そして言った、「ダディ、誤解しないでね。Hのときに軽くぶたれたりするのはちょっと好きだケド。酷いのはお願いだから止めて。死んじゃう、、」
ぼくは、「ベイビィ、とにかく金を全部出してりゃいいんだよ。あと、ぼくを騙そうとしないこと。昨夜は金を隠そうとしただろ。ぼくの決めたルールを破らなければ、心配することないよ。気持ちよくさせてあげるよ」
こう言って、また大通りへ連れて行った。彼女は車から降りた。舗道へ歩き出すやいなや、白人のカモが二人、車を寄せてきてぶつかりそうになった。まさに彼女はまっ黒な「金のなる木」に違いなかったよ。
次の日、ぼくは彼女を連れて役場へ行った。ものの10分で用事は済んだ。フォードの代金として役人の前で渡した300ドルを、彼女はすぐに返した。これで法的にもオーケー。彼女は文句を一言も言わなかった。尻のあざも消えてきて、縛られるセックスの新しい味も発見していた。こうして、その週はバッチリ稼いでくれた。
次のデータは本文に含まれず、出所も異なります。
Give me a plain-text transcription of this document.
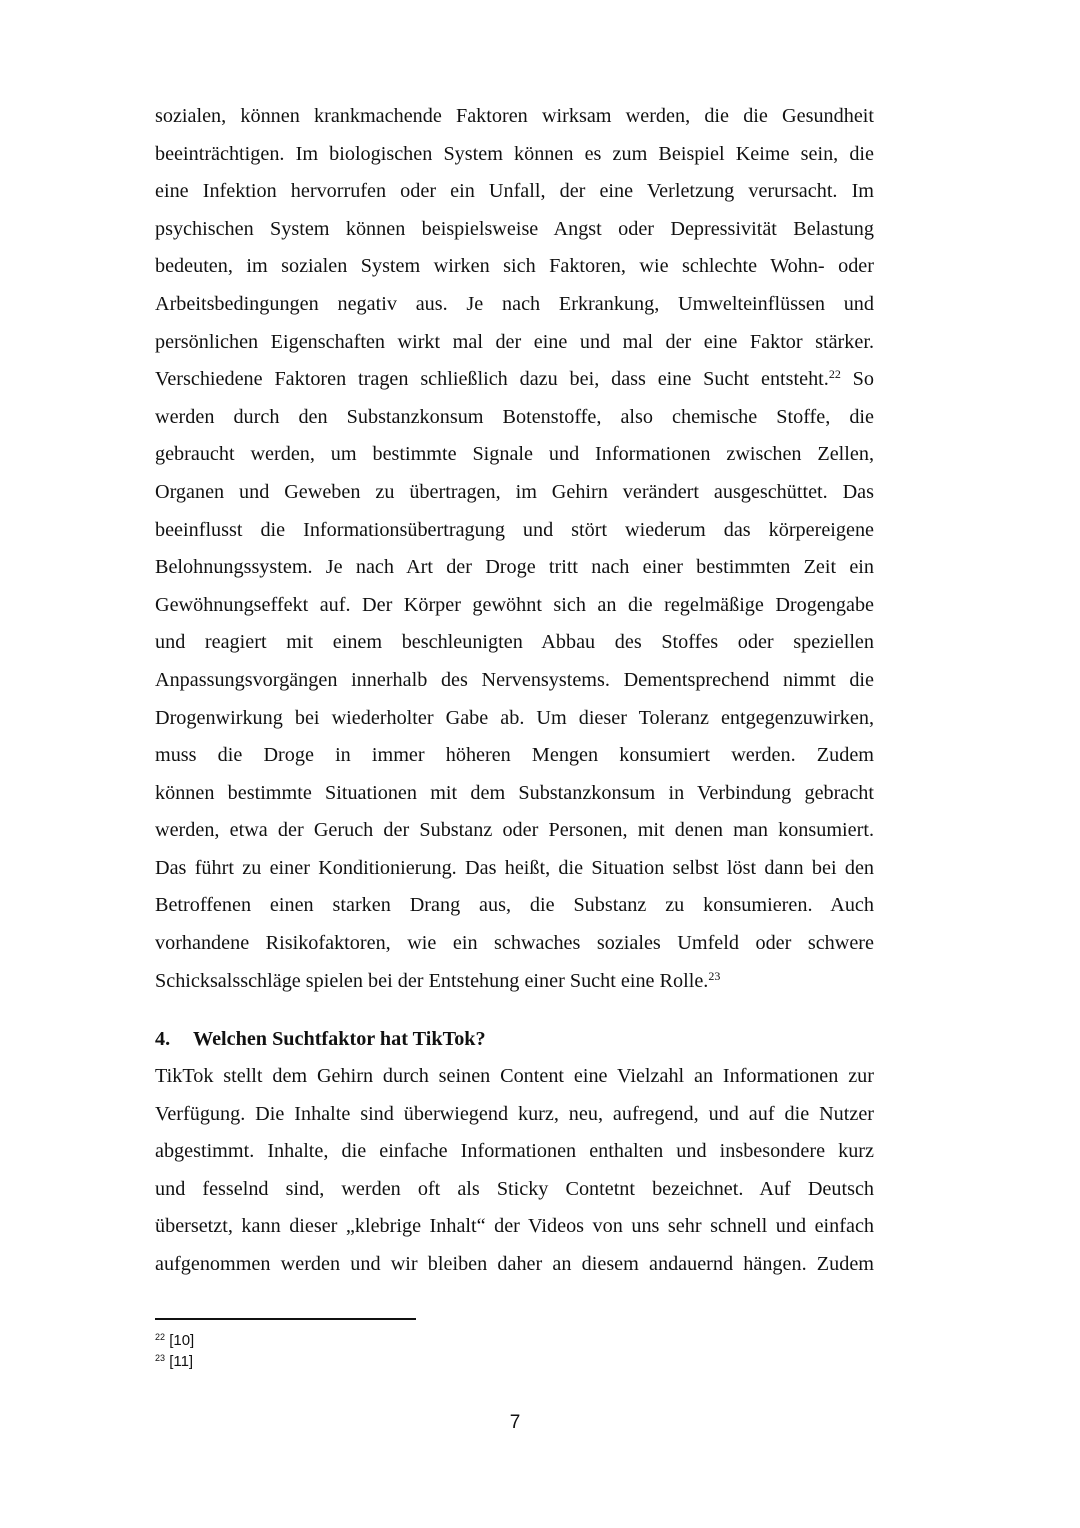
sozialen, können krankmachende Faktoren wirksam werden, die die Gesundheit
beeinträchtigen. Im biologischen System können es zum Beispiel Keime sein, die
eine Infektion hervorrufen oder ein Unfall, der eine Verletzung verursacht. Im
psychischen System können beispielsweise Angst oder Depressivität Belastung
bedeuten, im sozialen System wirken sich Faktoren, wie schlechte Wohn- oder
Arbeitsbedingungen negativ aus. Je nach Erkrankung, Umwelteinflüssen und
persönlichen Eigenschaften wirkt mal der eine und mal der eine Faktor stärker.
Verschiedene Faktoren tragen schließlich dazu bei, dass eine Sucht entsteht.$^{22}$ So
werden durch den Substanzkonsum Botenstoffe, also chemische Stoffe, die
gebraucht werden, um bestimmte Signale und Informationen zwischen Zellen,
Organen und Geweben zu übertragen, im Gehirn verändert ausgeschüttet. Das
beeinflusst die Informationsübertragung und stört wiederum das körpereigene
Belohnungssystem. Je nach Art der Droge tritt nach einer bestimmten Zeit ein
Gewöhnungseffekt auf. Der Körper gewöhnt sich an die regelmäßige Drogengabe
und reagiert mit einem beschleunigten Abbau des Stoffes oder speziellen
Anpassungsvorgängen innerhalb des Nervensystems. Dementsprechend nimmt die
Drogenwirkung bei wiederholter Gabe ab. Um dieser Toleranz entgegenzuwirken,
muss die Droge in immer höheren Mengen konsumiert werden. Zudem
können bestimmte Situationen mit dem Substanzkonsum in Verbindung gebracht
werden, etwa der Geruch der Substanz oder Personen, mit denen man konsumiert.
Das führt zu einer Konditionierung. Das heißt, die Situation selbst löst dann bei den
Betroffenen einen starken Drang aus, die Substanz zu konsumieren. Auch
vorhandene Risikofaktoren, wie ein schwaches soziales Umfeld oder schwere
Schicksalsschläge spielen bei der Entstehung einer Sucht eine Rolle.$^{23}$
4. Welchen Suchtfaktor hat TikTok?
TikTok stellt dem Gehirn durch seinen Content eine Vielzahl an Informationen zur
Verfügung. Die Inhalte sind überwiegend kurz, neu, aufregend, und auf die Nutzer
abgestimmt. Inhalte, die einfache Informationen enthalten und insbesondere kurz
und fesselnd sind, werden oft als Sticky Contetnt bezeichnet. Auf Deutsch
übersetzt, kann dieser „klebrige Inhalt“ der Videos von uns sehr schnell und einfach
aufgenommen werden und wir bleiben daher an diesem andauernd hängen. Zudem
$^{22}$ [10]
$^{23}$ [11]
7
ぼくの手元には700ドルの札束が残った。
日曜日の夕方、ぼくは彼女の部屋の北極熊のラグその他の荷物をフォードのトランクに詰めこんだ。
ママの店がよく見える角に車を停めた。そして自分の荷物も取りに行った。荷造りしているところを、ママに見つかった。すぐに彼女の目に涙が溢れだした。ぼくを掴み、強く抱き締めた。涙はさめざめと流れていた。
泣きじゃくった、「あんた、ママのことをもう愛していないの? どこへ行こうっていうの? あんたのためを思って素敵な部屋も用意してやってるのに、なんで行くのよ? いよいよ、もう会えない気がするんだよ。置いてかないでおくれ。おにいちゃん、ママを悲しませないで、、」
ぼくは彼女の言葉を聞いていた。でも、その悲しみも聞こえないほどに遠くへ来てしまっていた。そんなことより、フォードの中で待っている淫乱で黒い金のなるビッチのことを思い浮かべていた。今夜、街の大通りへ最初に到着するピンプになりたくて仕方がなかった。
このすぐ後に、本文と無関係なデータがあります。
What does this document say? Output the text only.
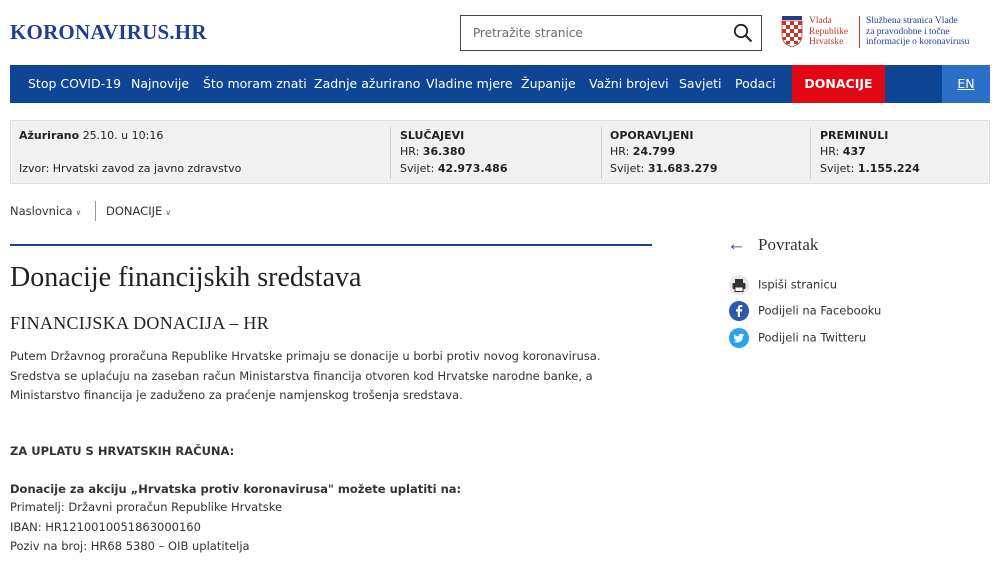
KORONAVIRUS.HR
Pretražite stranice	Vlada
Republike
Hrvatske
Službena stranica Vlade
za pravodobne i točne
informacije o koronavirusu
Stop COVID-19 Najnovije Što moram znati Zadnje ažurirano Vladine mjere Županije Važni brojevi Savjeti Podaci	DONACIJE	EN
Ažurirano 25.10. u 10:16
Izvor: Hrvatski zavod za javno zdravstvo
SLUČAJEVI
HR: 36.380
Svijet: 42.973.486
OPORAVLJENI
HR: 24.799
Svijet: 31.683.279
PREMINULI
HR: 437
Svijet: 1.155.224
Naslovnica ∨ DONACIJE ∨
Donacije financijskih sredstava
FINANCIJSKA DONACIJA – HR
Putem Državnog proračuna Republike Hrvatske primaju se donacije u borbi protiv novog koronavirusa.
Sredstva se uplaćuju na zaseban račun Ministarstva financija otvoren kod Hrvatske narodne banke, a
Ministarstvo financija je zaduženo za praćenje namjenskog trošenja sredstava.
ZA UPLATU S HRVATSKIH RAČUNA:
Donacije za akciju „Hrvatska protiv koronavirusa" možete uplatiti na:
Primatelj: Državni proračun Republike Hrvatske
IBAN: HR1210010051863000160
Poziv na broj: HR68 5380 – OIB uplatitelja
← Povratak
Ispiši stranicu
Podijeli na Facebooku
Podijeli na Twitteru
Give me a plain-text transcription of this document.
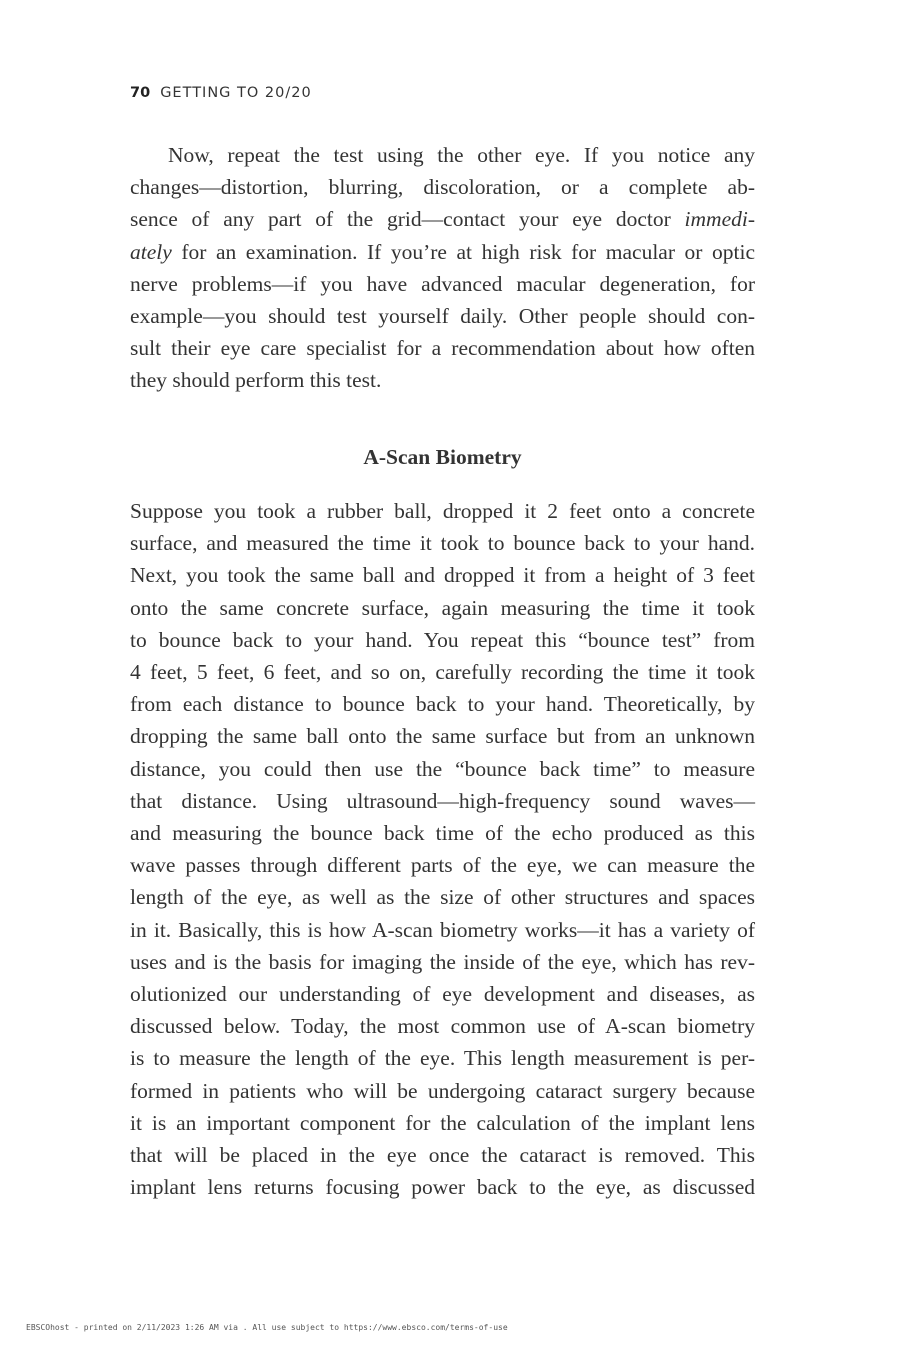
70 GETTING TO 20/20
Now, repeat the test using the other eye. If you notice any
changes—distortion, blurring, discoloration, or a complete ab-
sence of any part of the grid—contact your eye doctor immedi-
ately for an examination. If you’re at high risk for macular or optic
nerve problems—if you have advanced macular degeneration, for
example—you should test yourself daily. Other people should con-
sult their eye care specialist for a recommendation about how often
they should perform this test.
A-Scan Biometry
Suppose you took a rubber ball, dropped it 2 feet onto a concrete
surface, and measured the time it took to bounce back to your hand.
Next, you took the same ball and dropped it from a height of 3 feet
onto the same concrete surface, again measuring the time it took
to bounce back to your hand. You repeat this “bounce test” from
4 feet, 5 feet, 6 feet, and so on, carefully recording the time it took
from each distance to bounce back to your hand. Theoretically, by
dropping the same ball onto the same surface but from an unknown
distance, you could then use the “bounce back time” to measure
that distance. Using ultrasound—high-frequency sound waves—
and measuring the bounce back time of the echo produced as this
wave passes through different parts of the eye, we can measure the
length of the eye, as well as the size of other structures and spaces
in it. Basically, this is how A-scan biometry works—it has a variety of
uses and is the basis for imaging the inside of the eye, which has rev-
olutionized our understanding of eye development and diseases, as
discussed below. Today, the most common use of A-scan biometry
is to measure the length of the eye. This length measurement is per-
formed in patients who will be undergoing cataract surgery because
it is an important component for the calculation of the implant lens
that will be placed in the eye once the cataract is removed. This
implant lens returns focusing power back to the eye, as discussed
EBSCOhost - printed on 2/11/2023 1:26 AM via . All use subject to https://www.ebsco.com/terms-of-use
「ママ、愛してるよ。知ってるでしょ。街に住んでいる金持ちのクラークの仕事を見つけたんだよ。このへんの連中は、ぼくが前科者だってみんな知ってるよ。だから行かないと。素敵な家と部屋を用意してくれて、ありがとう。刑務所にぶちこまれてるときは、ママのことを天使みたいに思ってたよ。また会えるよ。約束するよ、必ずここへ戻ってくるから。本当だよ、ママ」
そして彼女の腕をどけた。バッグを持ち、階段を駆け下りた。舗道へ出ると、窓を見上げた。ママは握りしめたこぶしを噛み、張り裂けそうに泣いていた。ぼくのシャツは、彼女の涙で濡れていた。